Welche Anforderungen stellt das Berufsbild an den Fliesenleger?
Fliesenlegen, das ist zwar ein handwerklicher Beruf, aber nur mit dem Handwerk ist es bei Weitem nicht getan. Einen großen Teil der Ausbildung wird der zukünftige Fliesenleger auch mit dem Erlernen der Materialkunde, dem Erstellen und Lesen von Zeichnungen und Verlegeplänen und ähnlichen Dingen zubringen.

Darüber hinaus benötigt der Fliesenleger natürlich die Kenntnisse der vorgeschriebenen DIN-Normen. Er muss sich im Bau- und Gewährleistungsrecht auskennen und ebenso über gute Kenntnisse im Bereich Arbeitsschutz und Arbeitssicherheit verfügen. Er muss Mengenberechnungen anstellen können und natürlich wissen, wie es sich mit Bauaufsicht und Unfallverhütung verhält. Es ist also eine Allround-Ausbildung, die hohe Anforderungen an den Auszubildenden stellt.

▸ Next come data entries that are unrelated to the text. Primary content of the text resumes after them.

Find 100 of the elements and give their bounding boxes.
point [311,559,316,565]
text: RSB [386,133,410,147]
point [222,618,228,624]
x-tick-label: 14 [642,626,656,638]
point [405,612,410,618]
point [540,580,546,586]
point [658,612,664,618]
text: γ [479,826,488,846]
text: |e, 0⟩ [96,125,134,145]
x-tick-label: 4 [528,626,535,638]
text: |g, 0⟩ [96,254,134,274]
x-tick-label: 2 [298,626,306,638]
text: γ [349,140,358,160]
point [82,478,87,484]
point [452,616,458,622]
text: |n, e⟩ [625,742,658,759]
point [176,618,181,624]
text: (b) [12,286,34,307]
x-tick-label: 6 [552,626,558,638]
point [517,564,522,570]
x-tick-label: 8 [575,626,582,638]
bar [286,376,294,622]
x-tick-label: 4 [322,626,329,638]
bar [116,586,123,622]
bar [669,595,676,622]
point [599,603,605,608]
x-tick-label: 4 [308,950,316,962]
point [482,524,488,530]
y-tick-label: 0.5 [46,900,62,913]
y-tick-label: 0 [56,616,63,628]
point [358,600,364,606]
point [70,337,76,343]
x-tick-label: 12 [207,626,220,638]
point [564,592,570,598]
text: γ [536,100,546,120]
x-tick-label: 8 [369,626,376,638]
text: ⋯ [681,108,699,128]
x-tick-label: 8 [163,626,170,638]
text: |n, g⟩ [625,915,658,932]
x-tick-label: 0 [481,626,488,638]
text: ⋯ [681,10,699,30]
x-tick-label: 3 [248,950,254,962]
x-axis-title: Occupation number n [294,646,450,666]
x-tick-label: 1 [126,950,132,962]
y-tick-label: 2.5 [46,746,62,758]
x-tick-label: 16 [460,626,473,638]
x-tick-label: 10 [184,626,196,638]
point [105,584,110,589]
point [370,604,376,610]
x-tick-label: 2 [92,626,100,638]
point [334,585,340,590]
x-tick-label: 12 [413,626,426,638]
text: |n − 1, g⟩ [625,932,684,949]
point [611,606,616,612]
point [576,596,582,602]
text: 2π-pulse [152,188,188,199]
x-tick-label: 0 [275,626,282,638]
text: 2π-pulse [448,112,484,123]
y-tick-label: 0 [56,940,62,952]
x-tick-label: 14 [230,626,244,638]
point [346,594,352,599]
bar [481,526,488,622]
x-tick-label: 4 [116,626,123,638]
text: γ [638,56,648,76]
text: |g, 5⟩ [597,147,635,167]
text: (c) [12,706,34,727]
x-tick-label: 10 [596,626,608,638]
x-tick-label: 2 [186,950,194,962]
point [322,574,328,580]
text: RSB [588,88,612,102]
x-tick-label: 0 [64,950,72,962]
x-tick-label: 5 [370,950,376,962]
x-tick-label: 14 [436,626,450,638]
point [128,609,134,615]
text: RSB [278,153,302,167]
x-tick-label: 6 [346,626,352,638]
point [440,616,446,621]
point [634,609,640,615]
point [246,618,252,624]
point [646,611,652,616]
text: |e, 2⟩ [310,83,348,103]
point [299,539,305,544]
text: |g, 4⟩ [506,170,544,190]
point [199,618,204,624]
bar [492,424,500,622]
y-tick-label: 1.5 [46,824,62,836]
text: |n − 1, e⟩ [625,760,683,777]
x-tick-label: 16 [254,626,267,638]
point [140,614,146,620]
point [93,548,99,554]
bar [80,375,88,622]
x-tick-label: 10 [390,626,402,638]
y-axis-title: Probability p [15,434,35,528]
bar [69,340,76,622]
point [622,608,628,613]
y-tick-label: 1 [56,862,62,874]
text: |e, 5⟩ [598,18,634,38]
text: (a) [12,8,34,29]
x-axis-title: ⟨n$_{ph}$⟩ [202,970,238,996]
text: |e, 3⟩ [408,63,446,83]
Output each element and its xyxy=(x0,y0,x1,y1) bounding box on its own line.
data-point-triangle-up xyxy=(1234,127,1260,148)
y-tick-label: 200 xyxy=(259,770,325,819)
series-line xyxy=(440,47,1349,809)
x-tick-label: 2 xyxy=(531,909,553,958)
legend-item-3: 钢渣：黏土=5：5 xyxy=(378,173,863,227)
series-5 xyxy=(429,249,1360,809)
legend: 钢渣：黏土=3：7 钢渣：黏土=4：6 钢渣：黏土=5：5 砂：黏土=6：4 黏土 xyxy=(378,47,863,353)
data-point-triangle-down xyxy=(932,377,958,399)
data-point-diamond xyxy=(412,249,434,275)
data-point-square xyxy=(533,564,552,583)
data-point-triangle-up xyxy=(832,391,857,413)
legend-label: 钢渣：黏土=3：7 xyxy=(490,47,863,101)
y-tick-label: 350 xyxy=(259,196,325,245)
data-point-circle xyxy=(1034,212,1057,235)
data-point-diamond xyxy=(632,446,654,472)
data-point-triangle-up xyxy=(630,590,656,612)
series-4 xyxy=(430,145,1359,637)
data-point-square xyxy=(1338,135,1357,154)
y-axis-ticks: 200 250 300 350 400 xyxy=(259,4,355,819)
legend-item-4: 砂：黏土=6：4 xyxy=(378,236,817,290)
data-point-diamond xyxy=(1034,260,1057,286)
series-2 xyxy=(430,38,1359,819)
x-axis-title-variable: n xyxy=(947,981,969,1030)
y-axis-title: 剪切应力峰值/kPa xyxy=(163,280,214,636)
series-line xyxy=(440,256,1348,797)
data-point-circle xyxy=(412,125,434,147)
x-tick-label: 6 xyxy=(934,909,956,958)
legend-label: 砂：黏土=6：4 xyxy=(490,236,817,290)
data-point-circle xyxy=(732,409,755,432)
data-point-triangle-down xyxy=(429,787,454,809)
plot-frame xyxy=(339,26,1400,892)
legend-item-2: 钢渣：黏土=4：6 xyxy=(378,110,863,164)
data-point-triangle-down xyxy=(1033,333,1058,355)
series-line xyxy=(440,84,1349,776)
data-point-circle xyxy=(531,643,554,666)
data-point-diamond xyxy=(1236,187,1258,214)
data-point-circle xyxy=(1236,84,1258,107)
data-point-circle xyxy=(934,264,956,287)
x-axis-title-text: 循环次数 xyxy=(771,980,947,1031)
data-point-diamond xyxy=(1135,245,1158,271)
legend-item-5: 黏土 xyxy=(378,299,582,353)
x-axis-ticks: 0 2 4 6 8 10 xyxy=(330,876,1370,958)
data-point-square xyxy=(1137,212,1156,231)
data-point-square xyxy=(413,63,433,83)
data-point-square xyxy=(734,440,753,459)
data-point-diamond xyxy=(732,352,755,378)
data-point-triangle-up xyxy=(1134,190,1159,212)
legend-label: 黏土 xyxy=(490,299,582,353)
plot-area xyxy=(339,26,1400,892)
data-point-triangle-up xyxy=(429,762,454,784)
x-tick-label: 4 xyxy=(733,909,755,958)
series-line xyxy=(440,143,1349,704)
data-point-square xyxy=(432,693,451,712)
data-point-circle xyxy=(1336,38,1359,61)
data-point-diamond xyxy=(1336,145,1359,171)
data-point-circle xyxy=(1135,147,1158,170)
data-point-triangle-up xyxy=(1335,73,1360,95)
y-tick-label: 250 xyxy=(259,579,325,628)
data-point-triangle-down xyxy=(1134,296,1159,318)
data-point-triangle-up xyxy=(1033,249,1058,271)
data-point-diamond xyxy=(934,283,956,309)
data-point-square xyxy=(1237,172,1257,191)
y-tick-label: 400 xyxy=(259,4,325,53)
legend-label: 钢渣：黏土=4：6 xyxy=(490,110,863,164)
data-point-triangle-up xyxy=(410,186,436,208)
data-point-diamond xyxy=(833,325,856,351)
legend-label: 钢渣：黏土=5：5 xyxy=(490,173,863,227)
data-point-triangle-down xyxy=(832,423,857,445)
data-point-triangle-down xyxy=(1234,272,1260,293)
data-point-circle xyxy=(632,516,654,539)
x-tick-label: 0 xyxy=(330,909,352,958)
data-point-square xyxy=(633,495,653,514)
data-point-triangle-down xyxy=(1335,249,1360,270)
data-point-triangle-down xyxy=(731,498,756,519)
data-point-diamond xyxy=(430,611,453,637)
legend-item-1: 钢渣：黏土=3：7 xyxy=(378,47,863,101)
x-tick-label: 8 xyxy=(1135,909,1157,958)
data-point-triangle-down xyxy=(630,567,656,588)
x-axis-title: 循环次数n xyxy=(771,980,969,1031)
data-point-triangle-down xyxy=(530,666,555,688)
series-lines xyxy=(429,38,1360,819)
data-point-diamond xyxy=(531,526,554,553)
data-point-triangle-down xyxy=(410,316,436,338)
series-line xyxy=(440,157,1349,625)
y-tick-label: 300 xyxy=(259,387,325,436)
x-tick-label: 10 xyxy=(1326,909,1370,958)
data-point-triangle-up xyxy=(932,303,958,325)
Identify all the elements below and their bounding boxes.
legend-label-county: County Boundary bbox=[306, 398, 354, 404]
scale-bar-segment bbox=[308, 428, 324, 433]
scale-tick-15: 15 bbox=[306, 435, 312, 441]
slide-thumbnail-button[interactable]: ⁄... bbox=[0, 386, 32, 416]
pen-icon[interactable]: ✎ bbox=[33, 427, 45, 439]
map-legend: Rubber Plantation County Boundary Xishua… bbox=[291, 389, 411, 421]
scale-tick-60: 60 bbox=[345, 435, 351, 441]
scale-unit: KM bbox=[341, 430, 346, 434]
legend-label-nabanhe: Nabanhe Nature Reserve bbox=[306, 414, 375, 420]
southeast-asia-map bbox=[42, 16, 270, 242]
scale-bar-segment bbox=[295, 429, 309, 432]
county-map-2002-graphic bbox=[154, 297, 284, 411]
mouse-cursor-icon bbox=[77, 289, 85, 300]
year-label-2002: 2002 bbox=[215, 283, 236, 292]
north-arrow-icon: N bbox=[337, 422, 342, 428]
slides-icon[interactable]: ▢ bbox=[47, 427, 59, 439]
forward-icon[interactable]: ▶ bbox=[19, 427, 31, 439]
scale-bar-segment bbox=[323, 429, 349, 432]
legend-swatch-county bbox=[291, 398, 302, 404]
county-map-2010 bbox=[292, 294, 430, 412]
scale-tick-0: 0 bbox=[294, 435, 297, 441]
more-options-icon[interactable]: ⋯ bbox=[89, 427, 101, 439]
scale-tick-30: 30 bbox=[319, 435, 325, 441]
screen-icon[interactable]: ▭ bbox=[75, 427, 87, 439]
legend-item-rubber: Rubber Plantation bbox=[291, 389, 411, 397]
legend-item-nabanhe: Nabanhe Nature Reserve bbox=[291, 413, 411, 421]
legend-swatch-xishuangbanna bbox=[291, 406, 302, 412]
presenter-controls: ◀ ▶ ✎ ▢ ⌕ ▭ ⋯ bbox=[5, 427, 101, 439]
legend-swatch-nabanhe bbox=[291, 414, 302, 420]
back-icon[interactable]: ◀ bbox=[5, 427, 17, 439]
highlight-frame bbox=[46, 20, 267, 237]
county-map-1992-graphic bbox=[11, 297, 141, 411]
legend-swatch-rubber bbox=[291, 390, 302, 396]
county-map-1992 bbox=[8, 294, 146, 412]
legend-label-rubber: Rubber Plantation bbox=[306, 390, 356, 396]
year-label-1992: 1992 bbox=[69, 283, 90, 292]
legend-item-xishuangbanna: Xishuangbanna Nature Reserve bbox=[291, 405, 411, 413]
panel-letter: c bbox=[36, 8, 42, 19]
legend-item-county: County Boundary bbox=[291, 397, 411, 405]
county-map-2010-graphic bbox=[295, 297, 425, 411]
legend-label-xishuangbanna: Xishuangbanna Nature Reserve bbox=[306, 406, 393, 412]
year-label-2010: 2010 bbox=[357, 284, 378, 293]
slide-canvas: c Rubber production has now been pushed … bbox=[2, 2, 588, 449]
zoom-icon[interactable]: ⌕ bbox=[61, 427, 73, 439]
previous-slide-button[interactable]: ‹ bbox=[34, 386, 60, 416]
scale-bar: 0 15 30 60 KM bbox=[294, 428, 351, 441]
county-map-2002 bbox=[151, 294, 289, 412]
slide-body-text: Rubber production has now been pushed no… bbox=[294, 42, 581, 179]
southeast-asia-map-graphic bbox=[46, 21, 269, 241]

In der praktischen Arbeit spiegelt sich diese Vielfältigkeit wieder. Der Fliesenleger muss auch das Vorbereiten der Untergründe beherrschen. Er muss in der Lage sein, einen Estrich glatt zu verlegen oder Unterputz vorzubereiten. Er muss sich sowohl mit dem Dickbettverfahren, also dem Verlegen in Mörtel wie auch mit den einzelnen Klebetechniken auskennen. Er muss in der Lage sein, Fliesen oder Platten korrekt und plangerecht zu teilen und zu trennen. Er muss Fliesen aufbohren können, ohne diese zu beschädigen.
Wenn die Fliesen verlegt sind, ist die Arbeit eines Fliesenlegers aber noch nicht vorbei. Er muss die Fliesen verfugen, muss Dehnungsfugen setzen, wo es notwendig ist und Kanten, die im Feucht- oder Nassbereich liegen, gegebenenfalls auch mit passenden Silikonfugen abdichten. Zu den Aufgaben eines Fliesenlegers gehört auch das Erstellen und Verfliesen von Trennwänden. Auch hier muss er sowohl bei der Materialauswahl als auch beim Verfugen und Abdichten sehr genau und bedachtsam arbeiten.
Gelegentlich werden Fliesenleger auch mit dem Versetzen oder dem Einbau von Glasbausteinen beauftragt. Auch hier muss der Fachmann sich auskennen mit der Verankerung und der Verkittung.